Music documentaries are, by their nature, not for everyone. It takes a special kind of fan to want to go beyond the music and spend time with the musician. As a U2 fan, I like U2: Rattle and Hum, but other people find it irritating. The documentary Bob Dylan: Dont Look Back is a classic look at a timeless performer, unless you couldn't care less about some nasal kid from Minnesota. The same goes for Truth or Dare. If you're one of Madonna's many fans, you probably like this documentary. If so, you should probably skip most of my disappointing review and head right for the tech specs and bonus features, where you can be disappointed for entirely different reasons.
Truth or Dare follows the Material Girl during her Blonde Ambition tour. Ambition is right. The grueling series of elaborate arena shows took their toll on the singer, as seen in the film. Whether it's dealing with technical problems or the stress of playing her hometown Detroit, Madonna is in the center of her own personal hurricane. Despite the work she puts into her music and stage show, behind the scenes she comes across as a whiny, petulant child. It's not entirely her fault. The film may be billed as an intimate look at a performer on the road, but Keshishian seems to select scenes more for shock value than because they tell us anything interesting about his subject. What do we learn about Madonna by seeing her mime fellatio on a beer bottle, or flashing her boobs (besides the fact that they aren't actually cone-shaped)?
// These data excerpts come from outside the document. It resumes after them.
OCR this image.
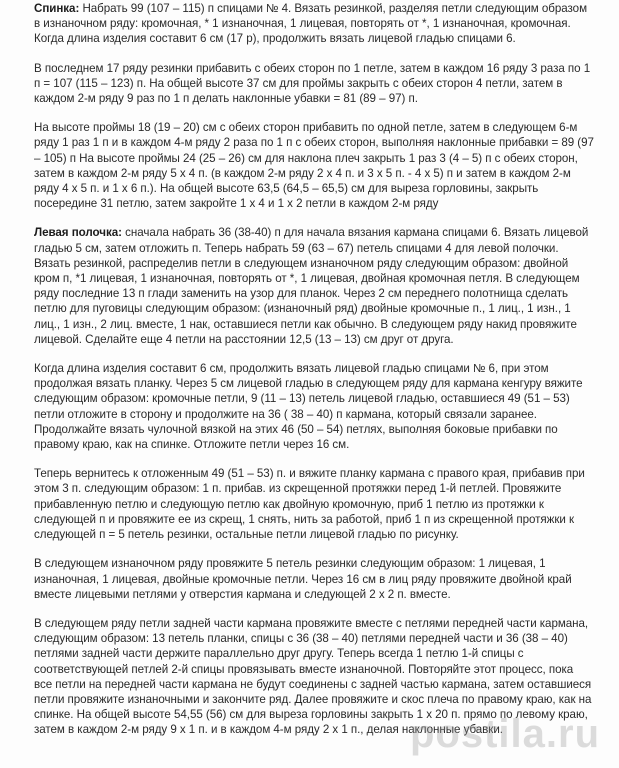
Спинка: Набрать 99 (107 – 115) п спицами № 4. Вязать резинкой, разделяя петли следующим образом в изнаночном ряду: кромочная, * 1 изнаночная, 1 лицевая, повторять от *, 1 изнаночная, кромочная. Когда длина изделия составит 6 см (17 р), продолжить вязать лицевой гладью спицами 6.

В последнем 17 ряду резинки прибавить с обеих сторон по 1 петле, затем в каждом 16 ряду 3 раза по 1 п = 107 (115 – 123) п. На общей высоте 37 см для проймы закрыть с обеих сторон 4 петли, затем в каждом 2-м ряду 9 раз по 1 п делать наклонные убавки = 81 (89 – 97) п.

На высоте проймы 18 (19 – 20) см с обеих сторон прибавить по одной петле, затем в следующем 6-м ряду 1 раз 1 п и в каждом 4-м ряду 2 раза по 1 п с обеих сторон, выполняя наклонные прибавки = 89 (97 – 105) п На высоте проймы 24 (25 – 26) см для наклона плеч закрыть 1 раз 3 (4 – 5) п с обеих сторон, затем в каждом 2-м ряду 5 х 4 п. (в каждом 2-м ряду 2 х 4 п. и 3 х 5 п. - 4 х 5) п и затем в каждом 2-м ряду 4 х 5 п. и 1 х 6 п.). На общей высоте 63,5 (64,5 – 65,5) см для выреза горловины, закрыть посередине 31 петлю, затем закройте 1 х 4 и 1 х 2 петли в каждом 2-м ряду

Левая полочка: сначала набрать 36 (38-40) п для начала вязания кармана спицами 6. Вязать лицевой гладью 5 см, затем отложить п. Теперь набрать 59 (63 – 67) петель спицами 4 для левой полочки. Вязать резинкой, распределив петли в следующем изнаночном ряду следующим образом: двойной кром п, *1 лицевая, 1 изнаночная, повторять от *, 1 лицевая, двойная кромочная петля. В следующем ряду последние 13 п глади заменить на узор для планок. Через 2 см переднего полотнища сделать петлю для пуговицы следующим образом: (изнаночный ряд) двойные кромочные п., 1 лиц., 1 изн., 1 лиц., 1 изн., 2 лиц. вместе, 1 нак, оставшиеся петли как обычно. В следующем ряду накид провяжите лицевой. Сделайте еще 4 петли на расстоянии 12,5 (13 – 13) см друг от друга.

Когда длина изделия составит 6 см, продолжить вязать лицевой гладью спицами № 6, при этом продолжая вязать планку. Через 5 см лицевой гладью в следующем ряду для кармана кенгуру вяжите следующим образом: кромочные петли, 9 (11 – 13) петель лицевой гладью, оставшиеся 49 (51 – 53) петли отложите в сторону и продолжите на 36 ( 38 – 40) п кармана, который связали заранее. Продолжайте вязать чулочной вязкой на этих 46 (50 – 54) петлях, выполняя боковые прибавки по правому краю, как на спинке. Отложите петли через 16 см.

Теперь вернитесь к отложенным 49 (51 – 53) п. и вяжите планку кармана с правого края, прибавив при этом 3 п. следующим образом: 1 п. прибав. из скрещенной протяжки перед 1-й петлей. Провяжите прибавленную петлю и следующую петлю как двойную кромочную, приб 1 петлю из протяжки к следующей п и провяжите ее из скрещ, 1 снять, нить за работой, приб 1 п из скрещенной протяжки к следующей п = 5 петель резинки, остальные петли лицевой гладью по рисунку.

В следующем изнаночном ряду провяжите 5 петель резинки следующим образом: 1 лицевая, 1 изнаночная, 1 лицевая, двойные кромочные петли. Через 16 см в лиц ряду провяжите двойной край вместе лицевыми петлями у отверстия кармана и следующей 2 х 2 п. вместе.

В следующем ряду петли задней части кармана провяжите вместе с петлями передней части кармана, следующим образом: 13 петель планки, спицы с 36 (38 – 40) петлями передней части и 36 (38 – 40) петлями задней части держите параллельно друг другу. Теперь всегда 1 петлю 1-й спицы с соответствующей петлей 2-й спицы провязывать вместе изнаночной. Повторяйте этот процесс, пока все петли на передней части кармана не будут соединены с задней частью кармана, затем оставшиеся петли провяжите изнаночными и закончите ряд. Далее провяжите и скос плеча по правому краю, как на спинке. На общей высоте 54,55 (56) см для выреза горловины закрыть 1 х 20 п. прямо по левому краю, затем в каждом 2-м ряду 9 х 1 п. и в каждом 4-м ряду 2 х 1 п., делая наклонные убавки.

postila.ru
In these kinds of movies, dramatic tension usually comes from the external pressures of fame. Madonna's problems seem to come more from her and the people she surrounds herself with. In one sequence, then-beau Warren Beatty snipes at Madonna for giving Keshishian too much access to her life. Cut to a media tempest-in-a-teapot when Madonna dumps Beatty for one of her dancers—the only one, the movie feels it's important to tell us, who isn't gay. Cut to his fellow dancers bitching about the media coverage he's getting. All so Madonna can make an impassioned plea for group unity. As Madonna herself says in that speech, their problems are nothing compared to real pain in the world. She's right. Blown up on the big screen, they seem downright petty. It doesn't help that Madonna and her backup performers can't seem to help mugging for the camera. It doesn't really matter whether the events in the film are real, when everything feels staged.
The biggest problem with all the backstage drama and sexy banter is that it takes focus away from the music. The best parts of Truth or Dare are the glimpses we get of Madonna preparing and performing her stage show. There are a handful of full-length live songs, including "Express Yourself," "Vogue," and "Like a Virgin," whose racy staging nearly gets Madonna arrested for obscenity in Toronto. Whether you like her music or not, Madonna puts on a heckuva show—packed with lavish sets, costumes, and complex choreography. It's just too bad the performances are so much more interesting than anything that happens off stage. The difference is mirrored in the way the black and white behind-the-scenes footage gives way to vivid color whenever the music starts.
After several video and DVD releases, Truth or Dare hits Blu-ray sporting a 1.85:1 AVC-encoded 1080p transfer that should satisfy fans. It's hard to praise it too highly when the bulk of the movie is in grainy black and white. The hi-def upgrade is more apparent in the color performances, but there's only so much detail to coax out of the source material. The 5.1 DTS-HD Master Audio mix is more impressive, although once again it saves the best for the stage. While dialogue-heavy scenes are clear, the sound kicks into high gear during the musical numbers. If you like these songs, chances are they've never sounded better. Again, I just wish there was more music to enjoy.
I wasn't crazy about Truth or Dare, but it certainly has its fans. The kicker is that those fans have no new bonus features to get excited about. In fact, they have less to be excited about than previous home video releases because the Blu-ray has fewer extras than even the special edition VHS tape. Gone are the bonus performances and cast bios, replaced by two standard-def, full frame theatrical trailers. That's it.
I've never much cared about Madonna, and Truth or Dare didn't give me any reason to start. Alek Keshishian's peek into the life of a pop star goes for shallow provocation over real insight, sidelining the music in favor of manufactured drama. Madonna's fans might find more to love in the movie, but they won't find anything else on this disappointing barebones release.